Dan barangsiapa yang menta’ati Allah dan Rasul(Nya), mereka itu akan bersama-sama dengan orang-orang yang dianugerahi ni’mat oleh Allah, yaitu: Nabi, para shiddiqqiin, orang-orang yang mati syahid dan orang-orang saleh. Dan mereka itulah teman yang sebaik-baiknya.” (QS An-Nisaa’: 69)

Bagi orang yang belum mengenal apa itu Ilmu Tasawuf atau sufi tentu akan merasa asing untuk keduanya, karena tidak tahu orang cendrung untuk menjauhi atau enggan untuk mempelajarinya bahkan sampai mengejeknya. Hal ini serupa dengan awal kedatangan Islam tempo dulu, sebagaimana sabda Nabi Muhammad SAW, “Permulaan Islam ini asing, dan akan kembali asing pula, maka gembiralah orang-orang yang dianggap asing (orang-orang Islam).” (HR Muslim)
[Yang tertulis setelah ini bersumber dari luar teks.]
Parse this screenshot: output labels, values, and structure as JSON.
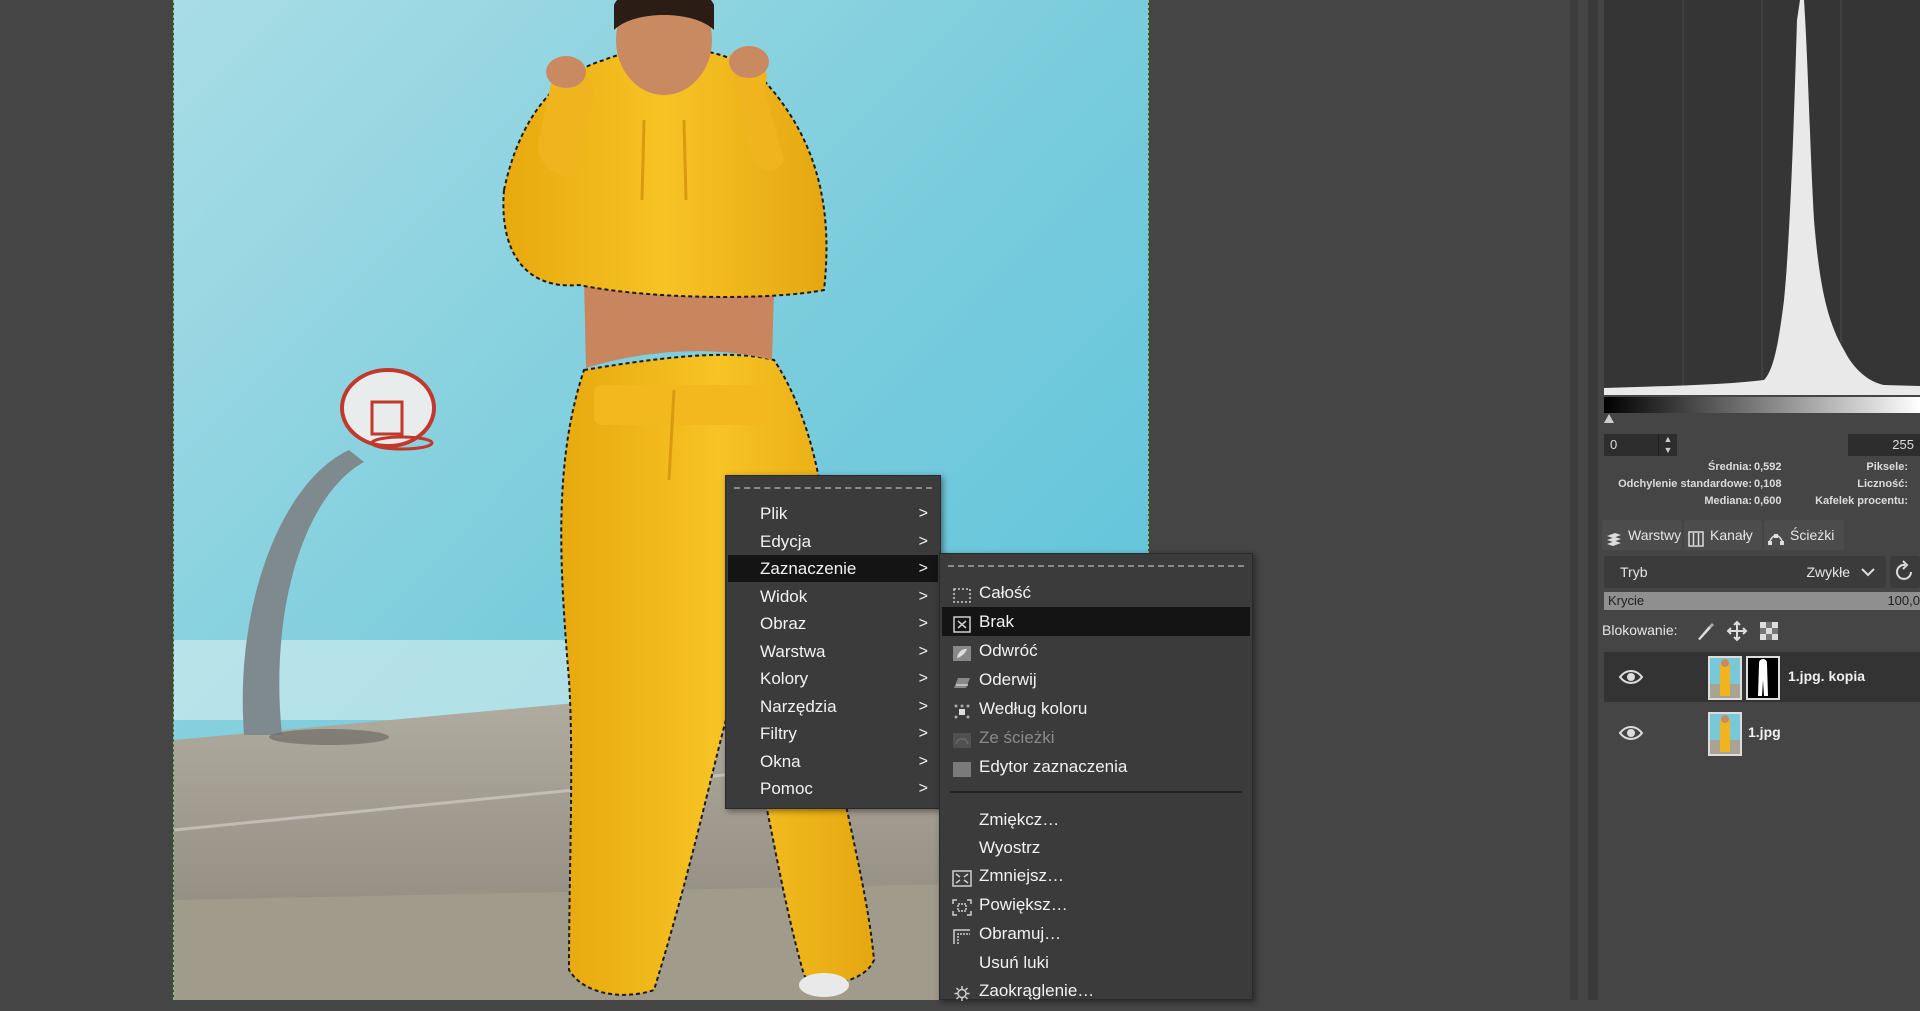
{
  "menu": {
    "items": [
      {
        "label": "Plik"
      },
      {
        "label": "Edycja"
      },
      {
        "label": "Zaznaczenie"
      },
      {
        "label": "Widok"
      },
      {
        "label": "Obraz"
      },
      {
        "label": "Warstwa"
      },
      {
        "label": "Kolory"
      },
      {
        "label": "Narzędzia"
      },
      {
        "label": "Filtry"
      },
      {
        "label": "Okna"
      },
      {
        "label": "Pomoc"
      }
    ],
    "highlighted": "Zaznaczenie",
    "arrow": ">"
  },
  "submenu": {
    "items": [
      {
        "label": "Całość",
        "icon": "select-all-icon"
      },
      {
        "label": "Brak",
        "icon": "select-none-icon"
      },
      {
        "label": "Odwróć",
        "icon": "invert-selection-icon"
      },
      {
        "label": "Oderwij",
        "icon": "float-selection-icon"
      },
      {
        "label": "Według koloru",
        "icon": "select-by-color-icon"
      },
      {
        "label": "Ze ścieżki",
        "icon": "from-path-icon"
      },
      {
        "label": "Edytor zaznaczenia",
        "icon": "selection-editor-icon"
      },
      {
        "label": "Zmiękcz…",
        "icon": ""
      },
      {
        "label": "Wyostrz",
        "icon": ""
      },
      {
        "label": "Zmniejsz…",
        "icon": "shrink-icon"
      },
      {
        "label": "Powiększ…",
        "icon": "grow-icon"
      },
      {
        "label": "Obramuj…",
        "icon": "border-icon"
      },
      {
        "label": "Usuń luki",
        "icon": ""
      },
      {
        "label": "Zaokrąglenie…",
        "icon": "gear-icon"
      }
    ],
    "highlighted": "Brak",
    "disabled": "Ze ścieżki"
  },
  "histogram": {
    "range_min": "0",
    "range_max": "255",
    "stats_left": [
      {
        "label": "Średnia:",
        "value": "0,592"
      },
      {
        "label": "Odchylenie standardowe:",
        "value": "0,108"
      },
      {
        "label": "Mediana:",
        "value": "0,600"
      }
    ],
    "stats_right": [
      "Piksele:",
      "Liczność:",
      "Kafelek procentu:"
    ]
  },
  "dock": {
    "tabs": [
      {
        "label": "Warstwy",
        "icon": "layers-icon"
      },
      {
        "label": "Kanały",
        "icon": "channels-icon"
      },
      {
        "label": "Ścieżki",
        "icon": "paths-icon"
      }
    ],
    "mode_label": "Tryb",
    "mode_value": "Zwykłe",
    "opacity_label": "Krycie",
    "opacity_value": "100,0",
    "lock_label": "Blokowanie:",
    "layers": [
      {
        "name": "1.jpg. kopia",
        "selected": true
      },
      {
        "name": "1.jpg",
        "selected": false
      }
    ]
  },
  "colors": {
    "background": "#454545",
    "menu_bg": "#3b3b3b",
    "menu_highlight": "#141414",
    "selection_marker": "#7acb5a"
  }
}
Kaum Sufi bukanlah sekelompok aliran bid’ah yang ajarannya masih saja diperdebatkan, namun dalam memahami Ilmu kesufian hati perlu benar-benar bersih dan jeli untuk menangkap doktrin-doktrin yang diajarkan dalam sufi itu sendiri dengan catatan tidak melenceng dari Islam. Tanpa didampingi ilmu sebagai manusia terlalu gampang untuk mencoreng, mencela dan berprasangka buruk terhadap sesama. Dalam sebuah hadits Nabi SAW bersabda, “Hati-hatilah kalian terhadap prasangka, karena sesungguhnya prasangka itu merupakan perkataan yang paling dusta.” (HR Bukhari-Muslim)

Ilmu kesufian atau Ilmu Tasawuf adalah ilmu yang didasari oleh Al-Qur’an dan hadits dengan tujuan utamanya amar makruf nahi munkar. Sejak jaman sahabat Nabi SAW, tanda-tanda sufi dan ilmu kesufian sudah ada. Namun nama sufi dan ilmu tersebut belum muncul, sebagaimana ilmu-ilmu lain seperti Ilmu Hadits, Ilmu Kalam, Ilmu Tafsir, Ilmu Fiqh dan lain sebagainya. Barulah pada tahun 150 H atau abad ke-8 M Ilmu Sufi atau Ilmu Tasawuf ini berdiri sebagai ilmu yang berdiri sendiri yang bersifat kerohanian.

Kontribusi Ilmu Tasawuf ini banyak dibukukan oleh kalangan orang-orang sufi sendiri seperti Hasan Al-Bashri, Abu Hasyim Shufi Al-Kufi, Al-Hallaj bin Muhammad Al-Baidhawi, Sufyan ibn Sa’id Ats-Tsauri, Abu Sulaiman Ad-Darani, Abu Hafs Al-Haddad, Sahl At-Tustari, Al-Qusyairi, Ad-Dailami, Yusuf ibn Asybat, Basyir Al-Haris, As-Suhrawardi, Ain Qudhat Al-Hamadhani dan masih banyak yang lainnya hingga kini terus berkembang.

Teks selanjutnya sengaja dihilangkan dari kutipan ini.